Il y a un peu plus de soixante ans, le 11 octobre 1962 s’ouvrait le concile Vatican II qui allait marquer l’Église catholique de manière profonde jusqu’à nos jours. A l’occasion de cet anniversaire, George Weigel, un intellectuel catholique américain de premier plan connu pour sa magistrale biographie de Jean-Paul II, a publié ce petit livre, To Sanctify the World, à destination d’un public généraliste mais averti.

Weigel entend tout d’abord rappeler au lecteur quelle était l’intention de Jean XXIII lors de la convocation du Concile, quels sont les points essentiels à retenir des seize textes publiés et enfin quelle est leur clé de lecture.

Lorsque Jean XXIII en janvier 1959 fait part de façon presque anodine de son intention de convoquer un Concile Œcuménique, l’Église n’est pas confrontée à une situation comparable à l’émergence de la Réforme, qui avait occupé le Concile de Trente au XVIe siècle. Mais le vieux pape a l’intuition d’une part que l’Église tourne confortablement en rond sur elle-même, en particulier en Europe, son cœur historique, et d’autre part qu’il lui fait défaut un langage qui lui permette de s’adresser au monde moderne d’alors.
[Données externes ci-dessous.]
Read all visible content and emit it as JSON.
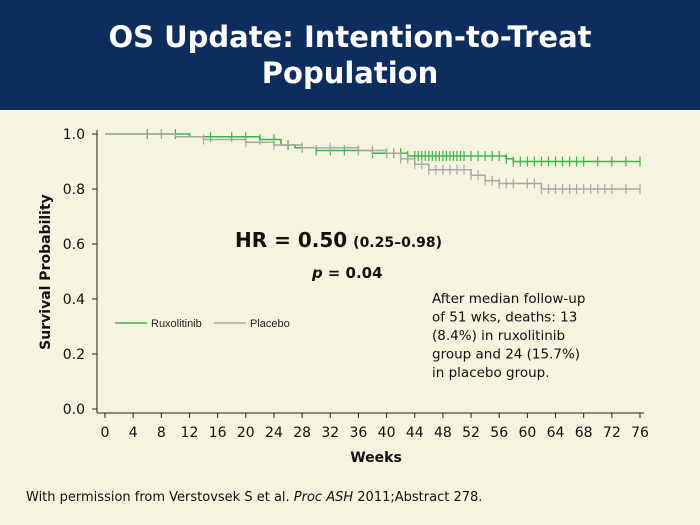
{
  "slide": {
    "title": "OS Update: Intention-to-Treat Population",
    "footer_prefix": "With permission from Verstovsek S et al.",
    "footer_journal": "Proc ASH",
    "footer_suffix": "2011;Abstract 278."
  },
  "colors": {
    "header_bg": "#0d2d5e",
    "background": "#f6f3df",
    "ruxolitinib": "#3ab54a",
    "placebo": "#a9a9a9"
  },
  "chart_data": {
    "type": "line",
    "subtype": "kaplan-meier",
    "xlabel": "Weeks",
    "ylabel": "Survival Probability",
    "xlim": [
      0,
      76
    ],
    "ylim": [
      0,
      1
    ],
    "xticks": [
      0,
      4,
      8,
      12,
      16,
      20,
      24,
      28,
      32,
      36,
      40,
      44,
      48,
      52,
      56,
      60,
      64,
      68,
      72,
      76
    ],
    "yticks": [
      "0.0",
      "0.2",
      "0.4",
      "0.6",
      "0.8",
      "1.0"
    ],
    "grid": false,
    "legend_position": "left-middle",
    "series": [
      {
        "name": "Ruxolitinib",
        "color": "#3ab54a",
        "steps": [
          [
            0,
            1.0
          ],
          [
            12,
            0.99
          ],
          [
            22,
            0.98
          ],
          [
            25,
            0.96
          ],
          [
            27,
            0.95
          ],
          [
            30,
            0.94
          ],
          [
            38,
            0.93
          ],
          [
            43,
            0.92
          ],
          [
            57,
            0.91
          ],
          [
            58,
            0.9
          ],
          [
            76,
            0.9
          ]
        ],
        "censor_weeks": [
          6,
          10,
          15,
          18,
          20,
          22,
          24,
          26,
          28,
          30,
          32,
          34,
          36,
          38,
          40,
          41,
          42,
          43,
          44,
          44.5,
          45,
          45.5,
          46,
          46.5,
          47,
          47.5,
          48,
          48.5,
          49,
          49.5,
          50,
          50.5,
          51,
          52,
          53,
          54,
          55,
          56,
          57,
          58,
          59,
          60,
          61,
          62,
          63,
          64,
          65,
          66,
          67,
          68,
          70,
          72,
          74,
          76
        ]
      },
      {
        "name": "Placebo",
        "color": "#a9a9a9",
        "steps": [
          [
            0,
            1.0
          ],
          [
            10,
            0.99
          ],
          [
            14,
            0.98
          ],
          [
            20,
            0.97
          ],
          [
            24,
            0.96
          ],
          [
            28,
            0.95
          ],
          [
            36,
            0.94
          ],
          [
            40,
            0.93
          ],
          [
            42,
            0.91
          ],
          [
            44,
            0.89
          ],
          [
            46,
            0.87
          ],
          [
            52,
            0.85
          ],
          [
            54,
            0.83
          ],
          [
            56,
            0.82
          ],
          [
            62,
            0.8
          ],
          [
            76,
            0.8
          ]
        ],
        "censor_weeks": [
          8,
          14,
          20,
          24,
          28,
          32,
          36,
          38,
          40,
          41,
          42,
          43,
          44,
          45,
          46,
          47,
          48,
          49,
          50,
          51,
          52,
          53,
          54,
          55,
          56,
          57,
          58,
          60,
          61,
          62,
          63,
          64,
          65,
          66,
          67,
          68,
          69,
          70,
          71,
          72,
          74,
          76
        ]
      }
    ],
    "annotations": {
      "hr_label": "HR = 0.50",
      "hr_ci": "(0.25–0.98)",
      "p_symbol": "p",
      "p_value": "= 0.04",
      "note": [
        "After median follow-up",
        "of 51 wks, deaths: 13",
        "(8.4%) in ruxolitinib",
        "group and 24 (15.7%)",
        "in placebo group."
      ]
    }
  }
}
Les intentions du pape apparaissent clairement dans son discours d’ouverture du Concile, connu sous le nom latin de Gaudet Mater Ecclesia ; loin de refonder l’Église ou de la séculariser, il s’agit au contraire de souligner le caractère essentiellement christocentrique du Concile de sorte que l’Église catholique puisse mieux christifier ou convertir le monde.

Weigel suggère donc de lire les documents conciliaires à l’aune de cette intention et dans l’ordre constitutif qui convient ; en premier lieu figure la constitution sur la révélation divine, Dei Verbum, car Dieu parle en premier et révèle à l’homme sa vérité ; ensuite vient Lumen Gentium, la constitution sur l’Église, comprise non plus selon le modèle juridique des néo-scolastiques mais comme le Peuple de Dieu qui se reconnaît à la lumière de la révélation, dont Jésus-Christ est l’achèvement parfait. Les quatorze autres documents s’appuient sur ce double socle.

Lorsque le concile se clôt en 1965, les textes conciliaires sont reçus dans l’ensemble avec enthousiasme malgré le défaut, selon le mot de Weigel, d’une clé de lecture qui fasse autorité. Les pères conciliaires se retrouvent alors dans un monde où souffle un vent nouveau marqué par la décolonisation, une musique nouvelle, un culte de la jeunesse, un changement radical en matière de mœurs et par une contestation générale qu’on appellera par convenance l’esprit de mai 68. Sans tomber dans le faux syllogisme Post Concilium Propter Concilium, c’est bien dans ce monde-là que les décisions du concile trouveront leur application concrète, parfois fantaisiste. L’Église catholique entame alors la décennie la plus turbulente de son histoire moderne, marquée par le retour à l’état laïc de dizaines de milliers de prêtres et de religieuses.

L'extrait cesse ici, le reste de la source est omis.